Born in Watkins Glen, N.Y.—best-known for its race track and the rock festival of the same name which took place there, featuring the Allman Brothers, Grateful Dead and The Band—Willie Watson grew up listening to his father’s basement record collection, including Bob Dylan and Neil Young, before stumbling on a Leadbelly album at the age of 12. Combined with having heard plenty of local string bands—featuring old-time banjo and fiddle—Willie experienced an epiphany. “As soon as I heard that record,” he recalls, “I was hooked.”

With a voice that could quaver in the operatic style of his favorite, Roy Orbison, Willie went on to discover North Carolina Appalachian fiddle and banjo players Tommy Jarrell and Fred Cockerham, who played songs like “Cripple Creek,” “Sugar Hill” and “John Brown’s Dream” on a compilation cassette of “round peak style” music. He began to unearth Folkways albums, including the label’s groundbreaking 1952 Harry Smith compilation, Anthology of American Folk Music, which helped kick-start the ‘60s folk revival lovingly captured in the Coen brothers’ Inside Llewyn Davis.
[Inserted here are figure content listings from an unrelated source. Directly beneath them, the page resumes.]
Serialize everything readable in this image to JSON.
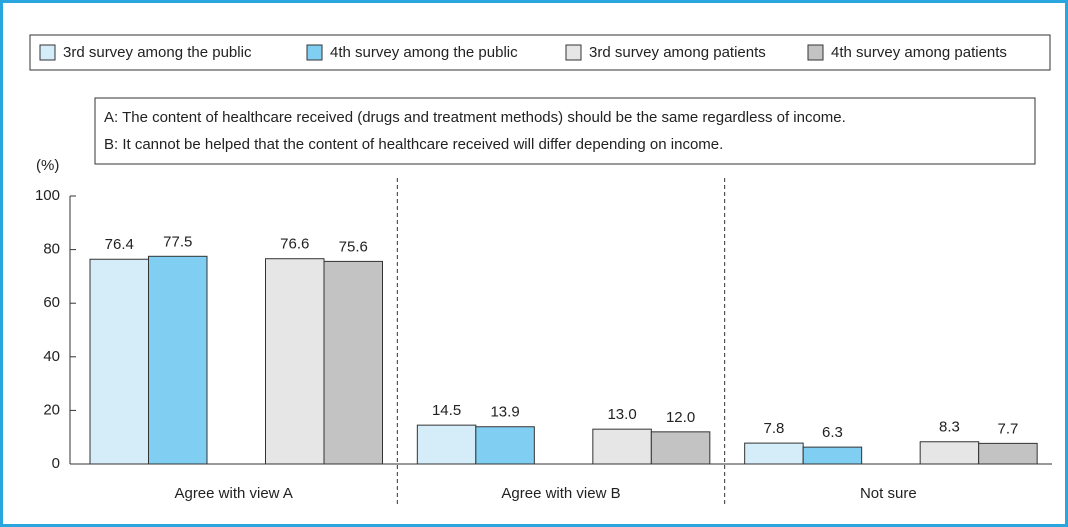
{
  "chart_data": {
    "type": "bar",
    "annotations": [
      "A: The content of healthcare received (drugs and treatment methods) should be the same regardless of income.",
      "B: It cannot be helped that the content of healthcare received will differ depending on income."
    ],
    "ylabel": "(%)",
    "categories": [
      "Agree with view A",
      "Agree with view B",
      "Not sure"
    ],
    "series": [
      {
        "name": "3rd survey among the public",
        "color": "#d5ecf9",
        "values": [
          76.4,
          14.5,
          7.8
        ],
        "value_labels": [
          "76.4",
          "14.5",
          "7.8"
        ]
      },
      {
        "name": "4th survey among the public",
        "color": "#80cff2",
        "values": [
          77.5,
          13.9,
          6.3
        ],
        "value_labels": [
          "77.5",
          "13.9",
          "6.3"
        ]
      },
      {
        "name": "3rd survey among patients",
        "color": "#e6e6e6",
        "values": [
          76.6,
          13.0,
          8.3
        ],
        "value_labels": [
          "76.6",
          "13.0",
          "8.3"
        ]
      },
      {
        "name": "4th survey among patients",
        "color": "#c3c3c3",
        "values": [
          75.6,
          12.0,
          7.7
        ],
        "value_labels": [
          "75.6",
          "12.0",
          "7.7"
        ]
      }
    ],
    "ylim": [
      0,
      100
    ],
    "yticks": [
      0,
      20,
      40,
      60,
      80,
      100
    ],
    "grid": false
  }
}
He discovered like-minded souls in Old Crow Medicine Show, the band he helped create. A few years down that road, Watson’s work with Old Crow is already a large part of the reason that banjo and guitar driven music is heard everywhere in the air these days. His debut solo album, Folk Singer Vol. 1, was produced by David Rawlings at Woodland Sound Studios, the studio he co-owns with associate producer Gillian Welch in Nashville, TN, over the course of a pair of two-day sessions, for their own Acony Records label. The album spans ten songs from the American folk songbook ranging from standards like “Midnight Special,” “Mexican Cowboy” and Richard “Rabbit” Brown’s “James Alley Blues” to the more obscure, like Memphis Slim’s 12-bar blues, “Mother Earth,” Gus Cannon and the Jug Stompers’ “Bring it With You When You Come,” Land Norris’ double-entendre kids chant, “Kitty Puss” and St. Louis bluesman Charley Jordan’s sing-song “Keep It Clean.” Like the music, Willie can be murderous, bawdy or lustful, sometimes in the course of a single song, with a sly sense of humor that cuts to the quick. He counters a masterful bravado with the tragic fragility of one who has been wounded.